At the beginning of this year I came to a sad conclusion. I miss my friends. I miss my Perkin's Moms who understand what it is like to have a child like Abby. I miss my Weston 2 friends who knew me, and I could talk to about anything. I miss my inpatient friends who kept me company when things weren't going so well. I miss Boston. The skyline, the Charles River, the food, the grocery stores, and sadly enough, even the hospital. There I said it. Change is hard.
Now to quit moping and give you a quick family history. I'm Tiffany and my wonderful husband is Phillip. We have three amazing kids. Aliya is our mature six year old, who is always ready to help and rarely complains. Abby is our special needs four year old, she has a giant personality stuck in a body that doesn't work. Jacob is our wildman at 17 months who keeps me on my toes every moment. Phillip and I were married in 2003 in the Logan Temple (of the LDS church.) We lived in Salt Lake City UT for almost three years were both Aliya and Abby were born. We moved to Boston for Phillip to attend Optometry school, were Jacob joined our family. In May Phillip graduated and we moved to a little town in UT were we currently live.
Life has been a roller coaster to say the least. Abby has had some severe health issues and to sum it up, everyday she is with us is a blessing and not to be taken lightly.
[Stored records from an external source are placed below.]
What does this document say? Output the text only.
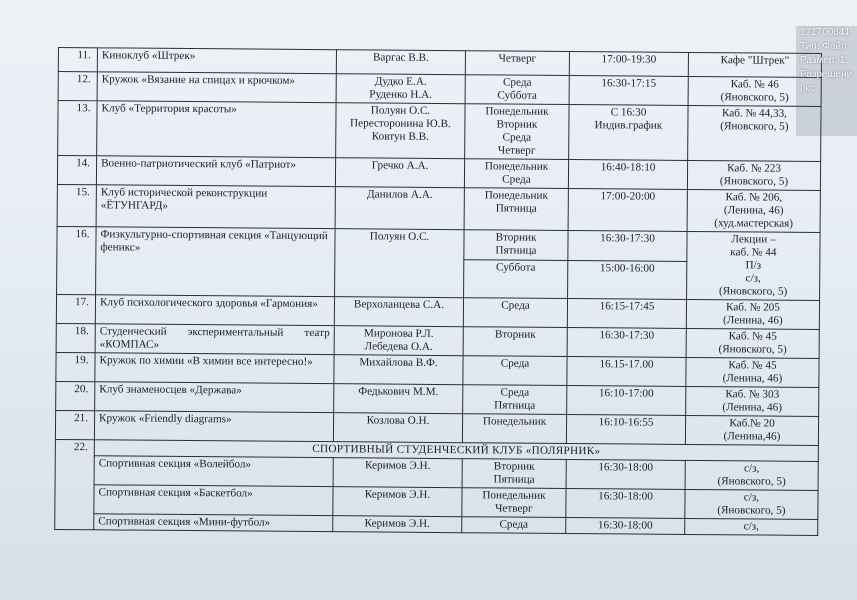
11.	Киноклуб «Штрек»	Варгас В.В.	Четверг	17:00-19:30	Кафе "Штрек"

12.	Кружок «Вязание на спицах и крючком»	Дудко Е.А.
Руденко Н.А.	Среда
Суббота	16:30-17:15	Каб. № 46
(Яновского, 5)

13.	Клуб «Территория красоты»	Полуян О.С.
Пересторонина Ю.В.
Ковтун В.В.	Понедельник
Вторник
Среда
Четверг	С 16:30
Индив.график	Каб. № 44,33,
(Яновского, 5)

14.	Военно-патриотический клуб «Патриот»	Гречко А.А.	Понедельник
Среда	16:40-18:10	Каб. № 223
(Яновского, 5)

15.	Клуб исторической реконструкции «ЁТУНГАРД»	Данилов А.А.	Понедельник
Пятница	17:00-20:00	Каб. № 206,
(Ленина, 46)
(худ.мастерская)

16.	Физкультурно-спортивная секция «Танцующий феникс»	Полуян О.С.	Вторник
Пятница	16:30-17:30	Лекции –
каб. № 44
П/з
с/з,
(Яновского, 5)

			Суббота	15:00-16:00	

17.	Клуб психологического здоровья «Гармония»	Верхоланцева С.А.	Среда	16:15-17:45	Каб. № 205
(Ленина, 46)

18.	Студенческий экспериментальный театр «КОМПАС»	Миронова Р.Л.
Лебедева О.А.	Вторник	16:30-17:30	Каб. № 45
(Яновского, 5)

19.	Кружок по химии «В химии все интересно!»	Михайлова В.Ф.	Среда	16.15-17.00	Каб. № 45
(Ленина, 46)

20.	Клуб знаменосцев «Держава»	Федькович М.М.	Среда
Пятница	16:10-17:00	Каб. № 303
(Ленина, 46)

21.	Кружок «Friendly diagrams»	Козлова О.Н.	Понедельник	16:10-16:55	Каб.№ 20
(Ленина,46)

22.	СПОРТИВНЫЙ СТУДЕНЧЕСКИЙ КЛУБ «ПОЛЯРНИК»				

	Спортивная секция «Волейбол»	Керимов Э.Н.	Вторник
Пятница	16:30-18:00	с/з,
(Яновского, 5)

	Спортивная секция «Баскетбол»	Керимов Э.Н.	Понедельник
Четверг	16:30-18:00	с/з,
(Яновского, 5)

	Спортивная секция «Мини-футбол»	Керимов Э.Н.	Среда	16:30-18:00	с/з,
171700641
Тип: Файл
Размер: 1,
Разрешени
пкс
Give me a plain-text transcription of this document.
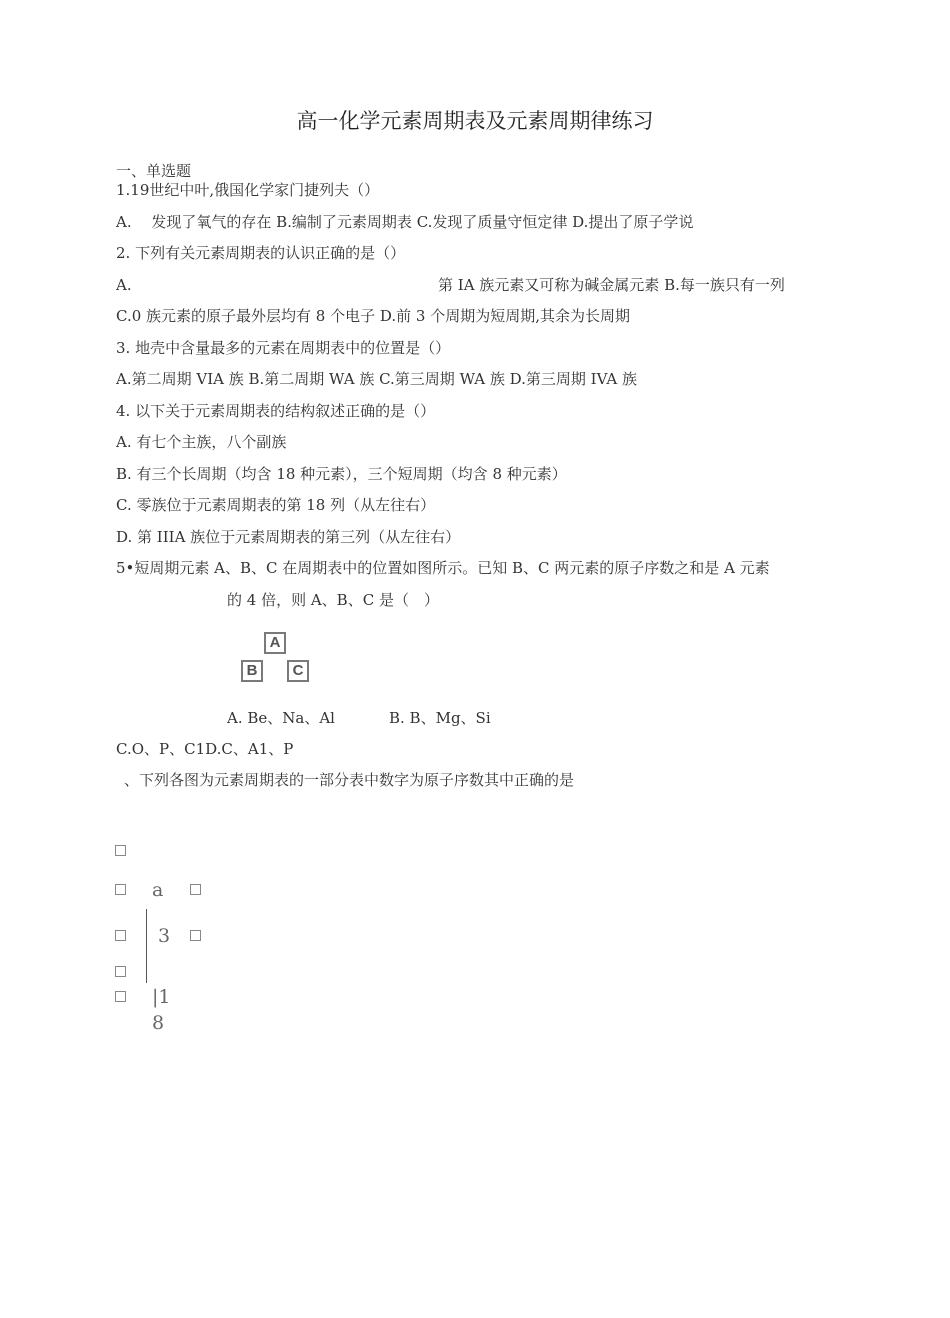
高一化学元素周期表及元素周期律练习
一、单选题
1.19世纪中叶,俄国化学家门捷列夫（）
A.　 发现了氧气的存在 B.编制了元素周期表 C.发现了质量守恒定律 D.提出了原子学说
2. 下列有关元素周期表的认识正确的是（）
A.	第 IA 族元素又可称为碱金属元素 B.每一族只有一列
C.0 族元素的原子最外层均有 8 个电子 D.前 3 个周期为短周期,其余为长周期
3. 地壳中含量最多的元素在周期表中的位置是（）
A.第二周期 VIA 族 B.第二周期 WA 族 C.第三周期 WA 族 D.第三周期 IVA 族
4. 以下关于元素周期表的结构叙述正确的是（）
A. 有七个主族，八个副族
B. 有三个长周期（均含 18 种元素），三个短周期（均含 8 种元素）
C. 零族位于元素周期表的第 18 列（从左往右）
D. 第 IIIA 族位于元素周期表的第三列（从左往右）
5•短周期元素 A、B、C 在周期表中的位置如图所示。已知 B、C 两元素的原子序数之和是 A 元素
的 4 倍，则 A、B、C 是（　）
A
B	C
A. Be、Na、Al	B. B、Mg、Si
C.O、P、C1D.C、A1、P
、下列各图为元素周期表的一部分表中数字为原子序数其中正确的是
a
3
|1
8
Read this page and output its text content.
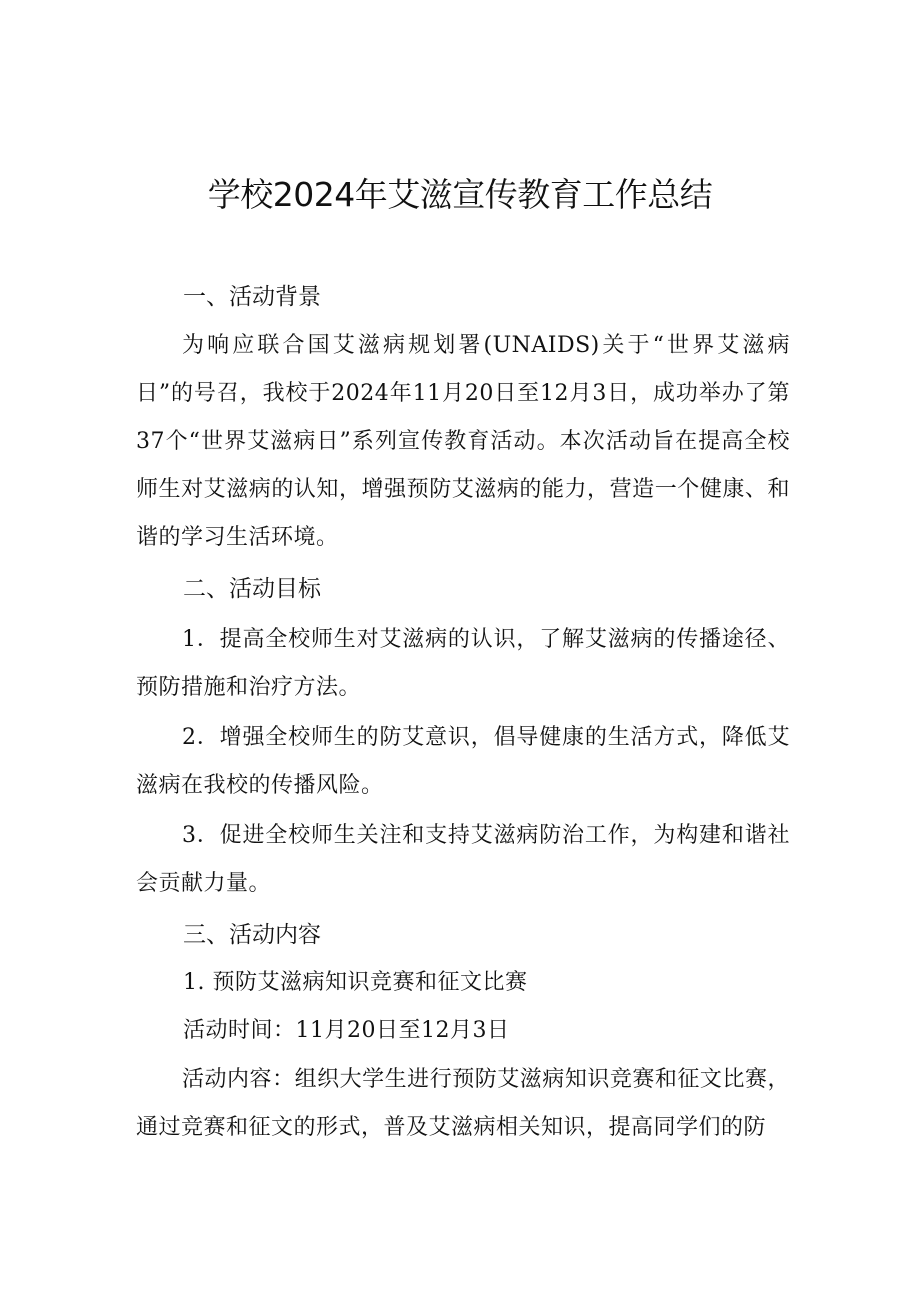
学校2024年艾滋宣传教育工作总结
一、活动背景

为响应联合国艾滋病规划署(UNAIDS)关于“世界艾滋病日”的号召，我校于2024年11月20日至12月3日，成功举办了第37个“世界艾滋病日”系列宣传教育活动。本次活动旨在提高全校师生对艾滋病的认知，增强预防艾滋病的能力，营造一个健康、和谐的学习生活环境。

二、活动目标

1．提高全校师生对艾滋病的认识，了解艾滋病的传播途径、预防措施和治疗方法。

2．增强全校师生的防艾意识，倡导健康的生活方式，降低艾滋病在我校的传播风险。

3．促进全校师生关注和支持艾滋病防治工作，为构建和谐社会贡献力量。

三、活动内容

1. 预防艾滋病知识竞赛和征文比赛

活动时间：11月20日至12月3日

活动内容：组织大学生进行预防艾滋病知识竞赛和征文比赛，通过竞赛和征文的形式，普及艾滋病相关知识，提高同学们的防
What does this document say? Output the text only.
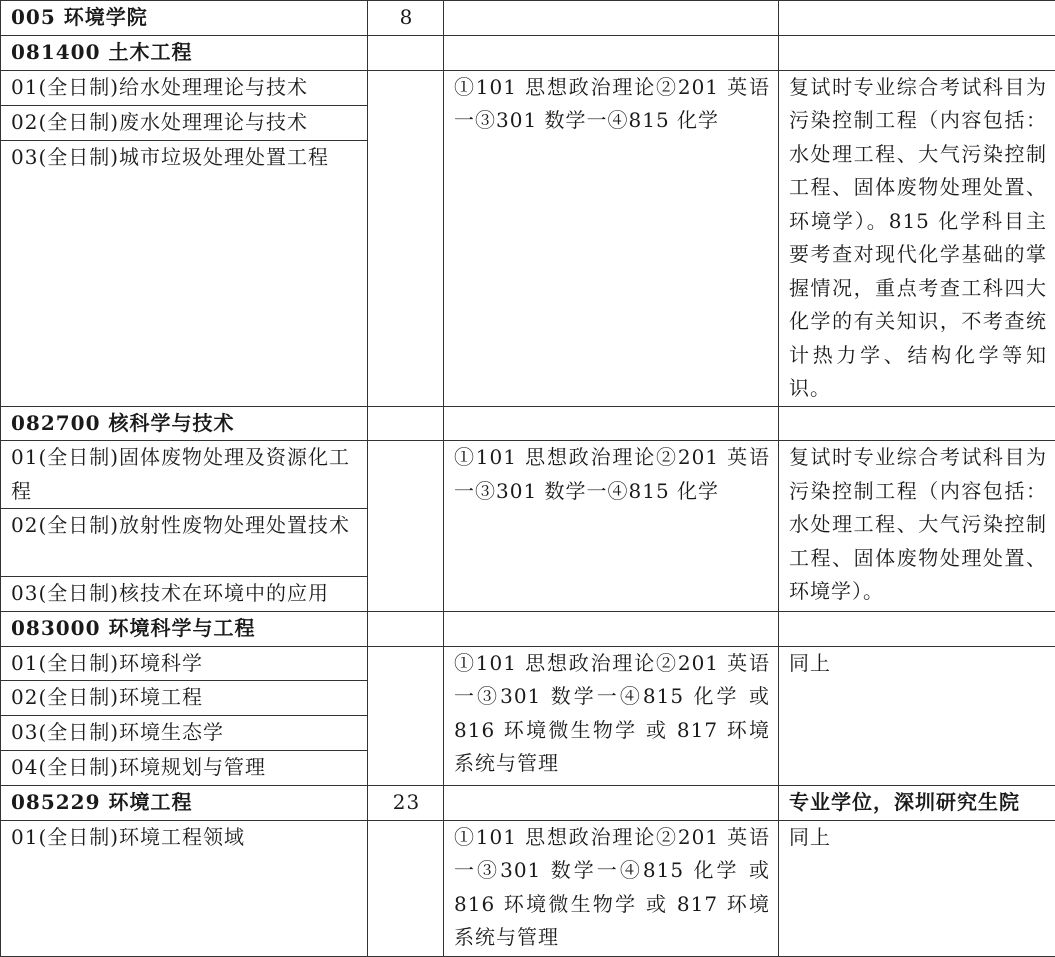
005 环境学院	8		
081400 土木工程			
01(全日制)给水处理理论与技术		①101 思想政治理论②201 英语一③301 数学一④815 化学	复试时专业综合考试科目为污染控制工程（内容包括：水处理工程、大气污染控制工程、固体废物处理处置、环境学）。815 化学科目主要考查对现代化学基础的掌握情况，重点考查工科四大化学的有关知识，不考查统计热力学、结构化学等知识。
02(全日制)废水处理理论与技术			
03(全日制)城市垃圾处理处置工程			
082700 核科学与技术			
01(全日制)固体废物处理及资源化工程		①101 思想政治理论②201 英语一③301 数学一④815 化学	复试时专业综合考试科目为污染控制工程（内容包括：水处理工程、大气污染控制工程、固体废物处理处置、环境学）。
02(全日制)放射性废物处理处置技术			
03(全日制)核技术在环境中的应用			
083000 环境科学与工程			
01(全日制)环境科学		①101 思想政治理论②201 英语一③301 数学一④815 化学 或 816 环境微生物学 或 817 环境系统与管理	同上
02(全日制)环境工程			
03(全日制)环境生态学			
04(全日制)环境规划与管理			
085229 环境工程	23		专业学位，深圳研究生院
01(全日制)环境工程领域		①101 思想政治理论②201 英语一③301 数学一④815 化学 或 816 环境微生物学 或 817 环境系统与管理	同上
The name of the Blog came from Abby. At one month she started having seizures. At four months she had a five hour seizure that landed her in the ICU in Children's Hospital Boston, they put her in a coma to break the seizure and when they brought her out, she lost the ability to swallow. Each time we brought her to the hospital, we would learn of another part of her body that wasn't working right. I would come home from the hospital each time absolutely devastated and overwhelmed by what I had to learn and do for her. After a while Phillip would just say, " Honey, it's just another thing." I would be so mad, how could he say it's just another thing. I couldn't add any more "things," I couldn't fit any more therapies, nebulizers, medicines into my day. You know what though, he was right. Our life is far from perfect, but we are figuring it out. At the end of the day I have my three beautiful kids, and a loving husband. When the worst hits, its just another thing.